Survey: Diverse structures point to a more tailored approach in family benefits packages
Originally posted May 22, 2014 by Nick Otto on https://ebn.benefitnews.com.
Even against the backdrop of a stronger economy, modern families are still feeling the pinch of financial security, pointing toward the need to tailor products to the needs of specific family structures that are considerably different than the traditional nuclear family.
As a result, the increased diversity will require more comprehensive offerings on the part of benefits managers hoping to provide the best to an increasingly diverse workplace.
Traditional families — or those married to someone of the opposite gender with at least one child younger than 21 — were found to have fewer struggles with financial security than their modern blended, multi-generational or same-sex counterparts. Nearly 36% of modern families were reported to have collected unemployment versus 21% of traditional families, according to a recent report from Allianz.
The LoveFamilyMoney Study analyzed the financial security of a more diverse household landscape. According to the report, only 19.6% of today’s households constitute a “traditional” family, a drop from 40.3% in 1970.
The study included:
▪ Multi-Generational Families — Three or more generations living in the same household.
▪ Single Parent Families — One unmarried adult with at least one child younger than 18.
▪ Same-Sex Couple Families — Married or unmarried couples living together with a member of the same gender.
▪ Blended Families — Parents who are married or living together with a stepchild and/or child from a previous relationship.

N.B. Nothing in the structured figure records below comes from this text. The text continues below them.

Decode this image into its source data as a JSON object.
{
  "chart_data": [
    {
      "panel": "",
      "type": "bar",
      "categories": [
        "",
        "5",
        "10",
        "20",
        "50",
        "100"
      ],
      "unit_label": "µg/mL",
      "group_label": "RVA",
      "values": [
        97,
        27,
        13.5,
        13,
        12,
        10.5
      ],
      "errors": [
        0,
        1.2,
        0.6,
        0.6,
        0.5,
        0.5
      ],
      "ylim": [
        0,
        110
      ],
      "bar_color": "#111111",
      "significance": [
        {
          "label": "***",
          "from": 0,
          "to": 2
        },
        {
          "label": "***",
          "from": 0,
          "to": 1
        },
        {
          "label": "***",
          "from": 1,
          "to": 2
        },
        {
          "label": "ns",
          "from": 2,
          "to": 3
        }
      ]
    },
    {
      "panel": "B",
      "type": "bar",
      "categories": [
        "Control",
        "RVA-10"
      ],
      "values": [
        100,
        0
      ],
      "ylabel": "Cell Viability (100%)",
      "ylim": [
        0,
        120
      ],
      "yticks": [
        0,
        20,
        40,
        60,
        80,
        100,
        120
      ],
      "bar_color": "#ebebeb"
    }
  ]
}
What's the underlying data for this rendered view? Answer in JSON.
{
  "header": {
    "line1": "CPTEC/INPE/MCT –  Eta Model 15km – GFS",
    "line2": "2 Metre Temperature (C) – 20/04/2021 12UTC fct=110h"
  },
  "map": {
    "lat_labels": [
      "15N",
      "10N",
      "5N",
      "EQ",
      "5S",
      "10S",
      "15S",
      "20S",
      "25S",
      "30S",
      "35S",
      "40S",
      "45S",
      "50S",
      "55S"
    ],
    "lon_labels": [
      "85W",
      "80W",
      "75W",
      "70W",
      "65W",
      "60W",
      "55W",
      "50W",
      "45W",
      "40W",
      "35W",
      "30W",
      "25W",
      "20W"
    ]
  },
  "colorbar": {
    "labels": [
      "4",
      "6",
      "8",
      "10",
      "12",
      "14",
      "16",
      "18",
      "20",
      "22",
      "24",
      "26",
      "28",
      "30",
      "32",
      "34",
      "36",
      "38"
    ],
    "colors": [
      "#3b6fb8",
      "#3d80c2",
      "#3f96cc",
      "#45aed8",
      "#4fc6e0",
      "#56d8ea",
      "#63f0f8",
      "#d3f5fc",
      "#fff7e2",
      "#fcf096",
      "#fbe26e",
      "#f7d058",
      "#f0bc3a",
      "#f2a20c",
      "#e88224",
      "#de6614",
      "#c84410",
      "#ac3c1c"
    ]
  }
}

▪ Older Parent with Young Children Families — Parents age 40+ with at least one child younger than 5 in the household.
▪ Boomerang Families — Parents with an adult child (21-35) who left and later returned to rejoin the family.
Each structure brings different dynamics to the inner workings of the family, Allianz says. For example, while traditional families provide hierarchy, collaboration and structure; boomerang families, while closely traditional, view their adult children more as friends.
Additionally, the study notes, only 30% of modern families feel financial secure, unlike 41% of traditional families. For example, twice as many modern families say they have declared bankruptcy — 22% compared with 11% of traditional families.
“New family structures have a direct impact on a family’s relationship with money and finances—and we found that, while modern families have similar strong emotional ties, they often feel financially less secure than their traditional counterparts," said Katie Libbe, Allianz Life vice president of Consumer Insights.
"While family structure plays a prominent role, our study of these different modern family cohorts uncovered a number of unique insights into each group’s attitudes, perceptions and beliefs around money and financial planning," she adds.
Although most employees understand the need for medical and dental insurance, the value of voluntary benefits is less understood and can open doors to the modern family structures seen in today’s society. Voluntary products are changing the employee benefits game and can help employers meet objectives while providing more choices for employees.